Nestes primeiros 30 dias do ano, em meus momentos de distração, assisti a um vídeo de um graduando em Direito cujo tema era fazer justiça. Assim pensei em escrever algumas poucas linhas, para continuar a costura das minhas reflexões para entender o tempo presente.
Em primeiro lugar, para fazermos justiça precisamos ter o olhar do coração – o coração é aquele comandante da inteligência, como tão bem assinala o psicanalista e educador Rubem Alves – voltado para o Mistério que habita cada um e todos nós, cuja luz há de ser percebida também no rosto de cada ser humano ao nosso redor. O terceiro princípio da revolução democrática, a fraternidade, tem como origem etimológica o vocábulo latino germanus cujo significado é “aqueles que possuem o mesmo gérmen, a mesma origem humana”. No espanhol germanus originou a palavra hermanos e em português, irmãos.
Como decorrência desta primeira decisão interior é preciso desenvolver a capacidade de sentir o outro como um alguém que faz parte de mim, por pertencermos à mesma humanidade. Esta atitude nos permite o aprendizado da compreensão de suas alegrias e de seus sofrimentos, para intuir os seus anseios e buscar remédio às suas necessidades, oferecendo-lhe uma verdadeira atitude de justa medida pela qual ele espera.

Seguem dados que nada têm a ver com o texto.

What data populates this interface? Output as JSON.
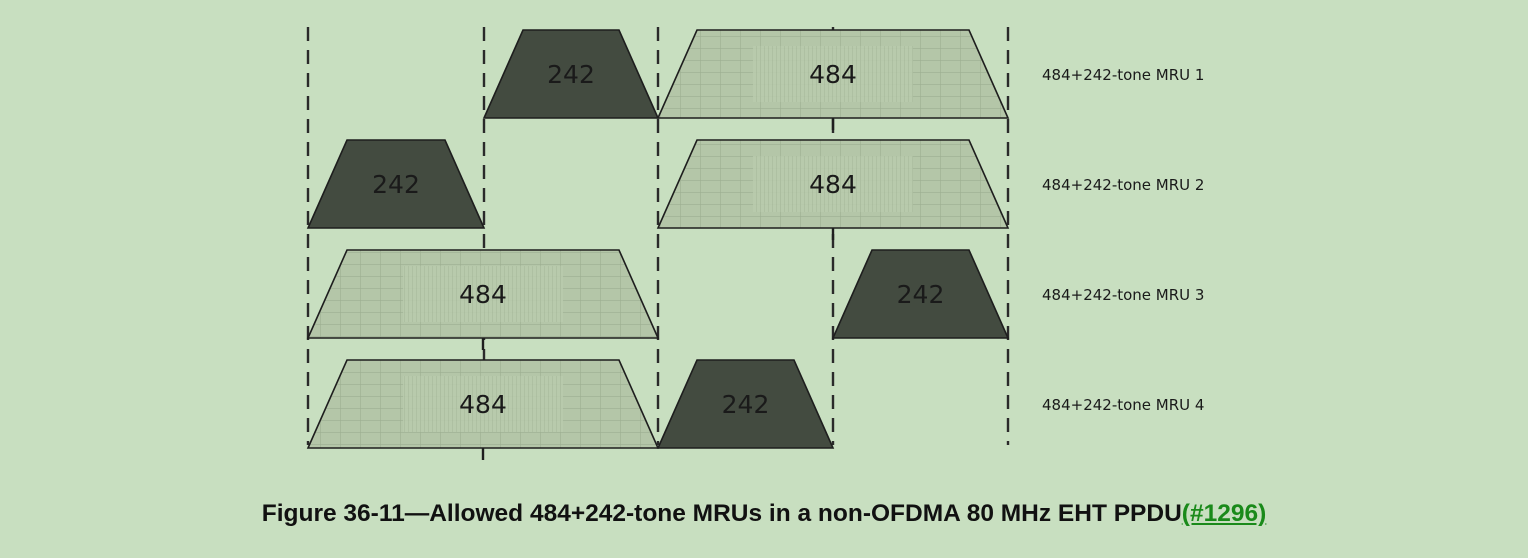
{
  "ru_small_label": "242",
  "ru_large_label": "484",
  "rows": [
    {
      "mru_label": "484+242-tone MRU 1",
      "units": [
        {
          "size": "242",
          "slot": 1
        },
        {
          "size": "484",
          "slot": 2
        }
      ]
    },
    {
      "mru_label": "484+242-tone MRU 2",
      "units": [
        {
          "size": "242",
          "slot": 0
        },
        {
          "size": "484",
          "slot": 2
        }
      ]
    },
    {
      "mru_label": "484+242-tone MRU 3",
      "units": [
        {
          "size": "484",
          "slot": 0
        },
        {
          "size": "242",
          "slot": 3
        }
      ]
    },
    {
      "mru_label": "484+242-tone MRU 4",
      "units": [
        {
          "size": "484",
          "slot": 0
        },
        {
          "size": "242",
          "slot": 2
        }
      ]
    }
  ],
  "caption": {
    "text": "Figure 36-11—Allowed 484+242-tone MRUs in a non-OFDMA 80 MHz EHT PPDU",
    "link": "(#1296)"
  },
  "colors": {
    "background": "#c8dfc0",
    "ru242_fill": "#434b40",
    "ru484_fill": "#b4c6a8",
    "ru484_grid": "#9aab8f",
    "outline": "#1e1e1e",
    "link": "#1a8a1a"
  }
}
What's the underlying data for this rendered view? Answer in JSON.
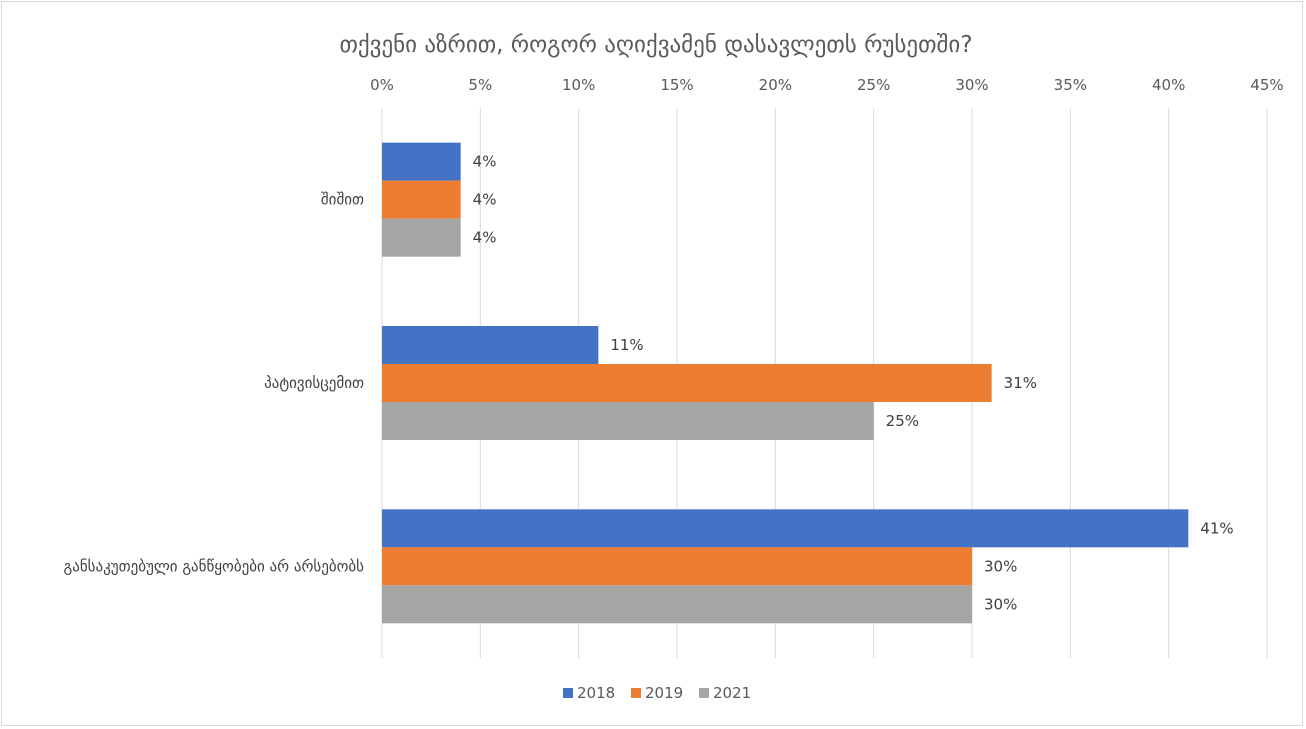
{
  "chart_data": {
    "type": "bar",
    "orientation": "horizontal",
    "title": "თქვენი აზრით, როგორ აღიქვამენ დასავლეთს რუსეთში?",
    "categories": [
      "შიშით",
      "პატივისცემით",
      "განსაკუთებული განწყობები არ არსებობს"
    ],
    "series": [
      {
        "name": "2018",
        "color": "#4472C4",
        "values": [
          4,
          11,
          41
        ]
      },
      {
        "name": "2019",
        "color": "#ED7D31",
        "values": [
          4,
          31,
          30
        ]
      },
      {
        "name": "2021",
        "color": "#A5A5A5",
        "values": [
          4,
          25,
          30
        ]
      }
    ],
    "xlim": [
      0,
      45
    ],
    "xticks": [
      0,
      5,
      10,
      15,
      20,
      25,
      30,
      35,
      40,
      45
    ],
    "value_suffix": "%",
    "x_axis_position": "top",
    "grid": true,
    "legend": "bottom"
  }
}
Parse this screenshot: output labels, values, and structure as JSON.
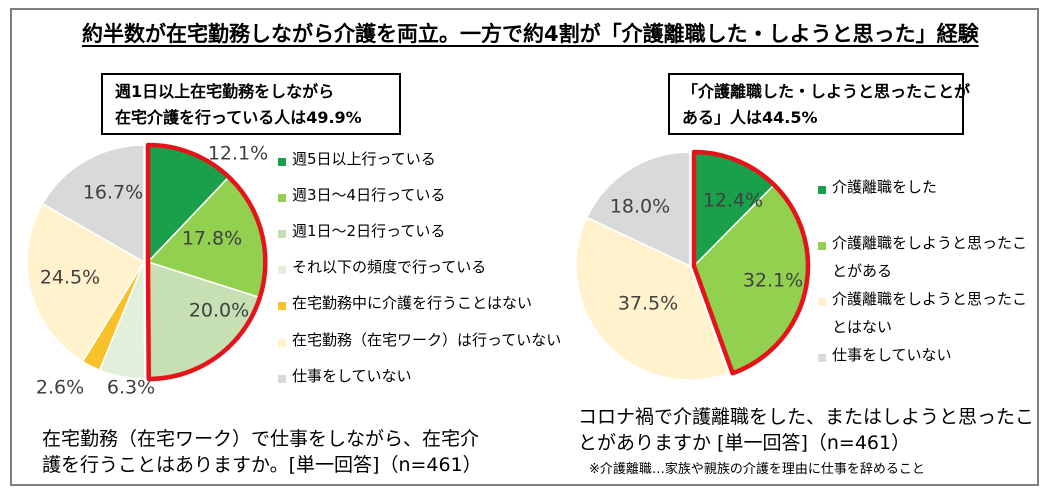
{
  "title": "約半数が在宅勤務しながら介護を両立。一方で約4割が「介護離職した・しようと思った」経験",
  "colors": {
    "dark_green": "#1aa04a",
    "green": "#92d050",
    "light_green": "#c6e0b4",
    "pale_green": "#e2efda",
    "gold": "#f6c12b",
    "cream": "#fff2cc",
    "gray": "#d9d9d9",
    "highlight": "#e4141a"
  },
  "chart_data": [
    {
      "type": "pie",
      "callout": [
        "週1日以上在宅勤務をしながら",
        "在宅介護を行っている人は49.9%"
      ],
      "question": [
        "在宅勤務（在宅ワーク）で仕事をしながら、在宅介",
        "護を行うことはありますか。[単一回答]（n=461）"
      ],
      "highlight_slices": [
        0,
        1,
        2
      ],
      "slices": [
        {
          "label": "週5日以上行っている",
          "value": 12.1,
          "display": "12.1%",
          "color": "#1aa04a"
        },
        {
          "label": "週3日～4日行っている",
          "value": 17.8,
          "display": "17.8%",
          "color": "#92d050"
        },
        {
          "label": "週1日～2日行っている",
          "value": 20.0,
          "display": "20.0%",
          "color": "#c6e0b4"
        },
        {
          "label": "それ以下の頻度で行っている",
          "value": 6.3,
          "display": "6.3%",
          "color": "#e2efda"
        },
        {
          "label": "在宅勤務中に介護を行うことはない",
          "value": 2.6,
          "display": "2.6%",
          "color": "#f6c12b"
        },
        {
          "label": "在宅勤務（在宅ワーク）は行っていない",
          "value": 24.5,
          "display": "24.5%",
          "color": "#fff2cc"
        },
        {
          "label": "仕事をしていない",
          "value": 16.7,
          "display": "16.7%",
          "color": "#d9d9d9"
        }
      ]
    },
    {
      "type": "pie",
      "callout": [
        "「介護離職した・しようと思ったことが",
        "ある」人は44.5%"
      ],
      "question": [
        "コロナ禍で介護離職をした、またはしようと思ったこ",
        "とがありますか [単一回答]（n=461）"
      ],
      "footnote": "※介護離職…家族や親族の介護を理由に仕事を辞めること",
      "highlight_slices": [
        0,
        1
      ],
      "slices": [
        {
          "label": "介護離職をした",
          "legend_lines": [
            "介護離職をした"
          ],
          "value": 12.4,
          "display": "12.4%",
          "color": "#1aa04a"
        },
        {
          "label": "介護離職をしようと思ったことがある",
          "legend_lines": [
            "介護離職をしようと思ったこ",
            "とがある"
          ],
          "value": 32.1,
          "display": "32.1%",
          "color": "#92d050"
        },
        {
          "label": "介護離職をしようと思ったことはない",
          "legend_lines": [
            "介護離職をしようと思ったこ",
            "とはない"
          ],
          "value": 37.5,
          "display": "37.5%",
          "color": "#fff2cc"
        },
        {
          "label": "仕事をしていない",
          "legend_lines": [
            "仕事をしていない"
          ],
          "value": 18.0,
          "display": "18.0%",
          "color": "#d9d9d9"
        }
      ]
    }
  ]
}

Portanto, trata-se de cultivar a capacidade de ver antes o que há de positivo no outro, para acolhê-lo e valorizá-lo.
Por fim, para fazer justiça é necessário saber “criar espaço” para desenvolver uma reciprocidade humana que nos capacite a carregar “os fardos uns dos outros”, rejeitando as facilidades egoístas que sempre nos insidiam e geram competição destrutiva, arrivismo, suspeitas, ciúmes, ódio, injustiça. Sem uma educação da nossa sensibilidade em relação ao outro, como uma verdadeira caminhada ética que envolva toda a complexidade da vida humana, de pouco servirão os formalismos exteriores do direito. Revelar-se-iam mais como “estruturas sem alma”, do que como vias para a sua expressão e crescimento.

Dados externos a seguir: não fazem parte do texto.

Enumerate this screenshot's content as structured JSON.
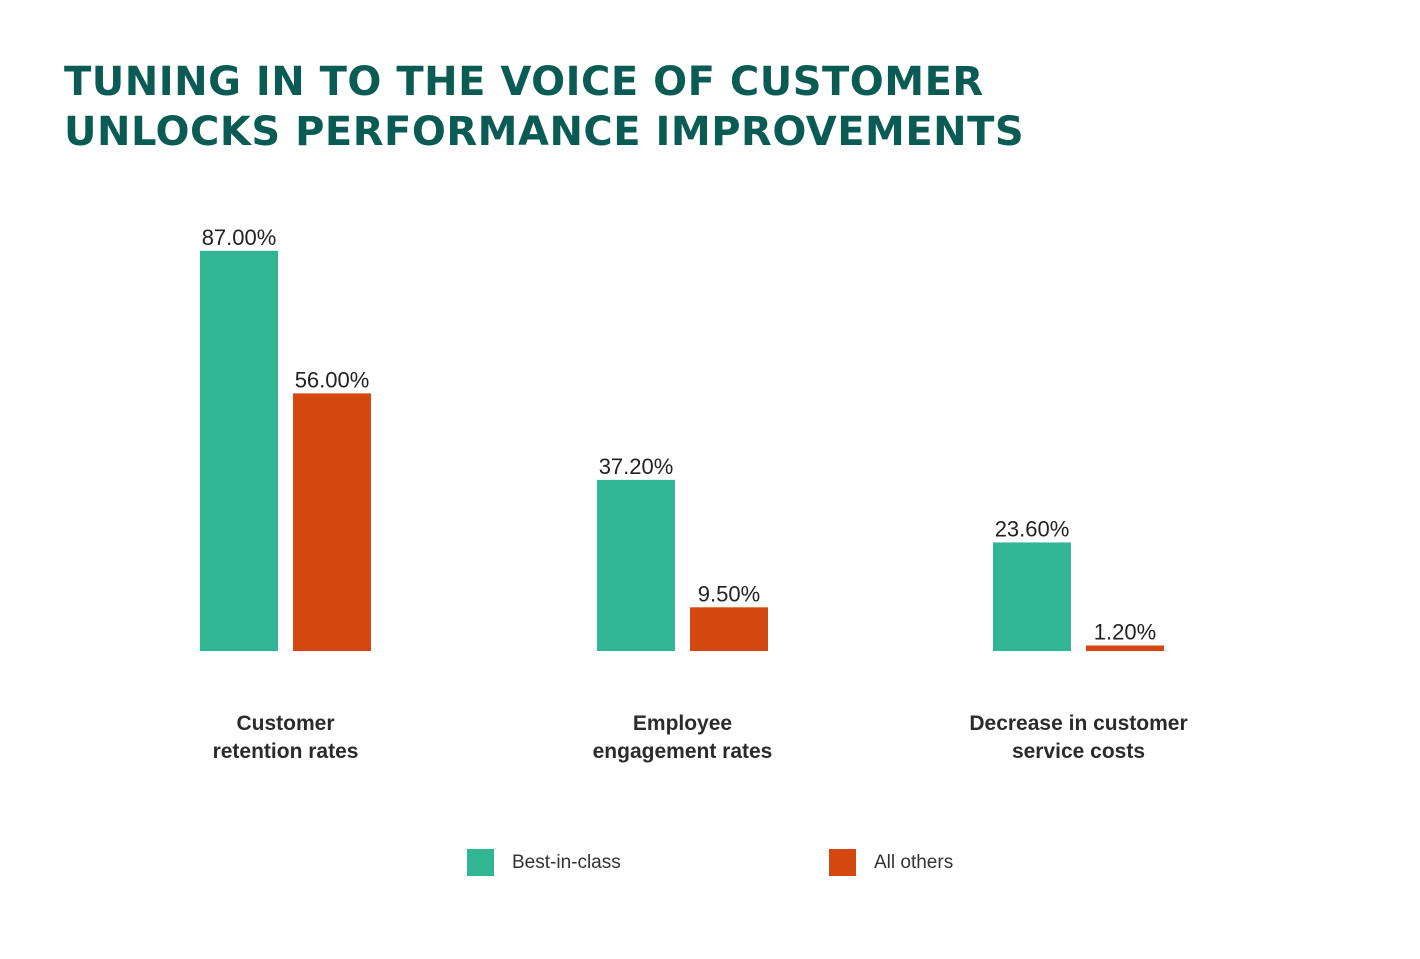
{
  "header": {
    "title_line1": "TUNING IN TO THE VOICE OF CUSTOMER",
    "title_line2": "UNLOCKS PERFORMANCE IMPROVEMENTS"
  },
  "colors": {
    "best_in_class": "#31b592",
    "all_others": "#d4470f",
    "title": "#0b5b55"
  },
  "chart_data": {
    "type": "bar",
    "title": "TUNING IN TO THE VOICE OF CUSTOMER UNLOCKS PERFORMANCE IMPROVEMENTS",
    "categories": [
      [
        "Customer",
        "retention rates"
      ],
      [
        "Employee",
        "engagement rates"
      ],
      [
        "Decrease in customer",
        "service costs"
      ]
    ],
    "series": [
      {
        "name": "Best-in-class",
        "values": [
          87.0,
          37.2,
          23.6
        ],
        "labels": [
          "87.00%",
          "37.20%",
          "23.60%"
        ]
      },
      {
        "name": "All others",
        "values": [
          56.0,
          9.5,
          1.2
        ],
        "labels": [
          "56.00%",
          "9.50%",
          "1.20%"
        ]
      }
    ],
    "ylim": [
      0,
      100
    ],
    "grid": false,
    "legend_position": "bottom"
  }
}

Como diz um pensamento antigo, para fazer justiça precisamos, antes, retirar as traves que existem em nosso olhar (agir), para somente depois podermos enxergar bem – com o coração e com a mente – os ciscos que habitam o olhar (agir) do outro. É uma dimensão epistemológica e antropológica a qual o mundo pós-moderno está a requisitar urgentemente.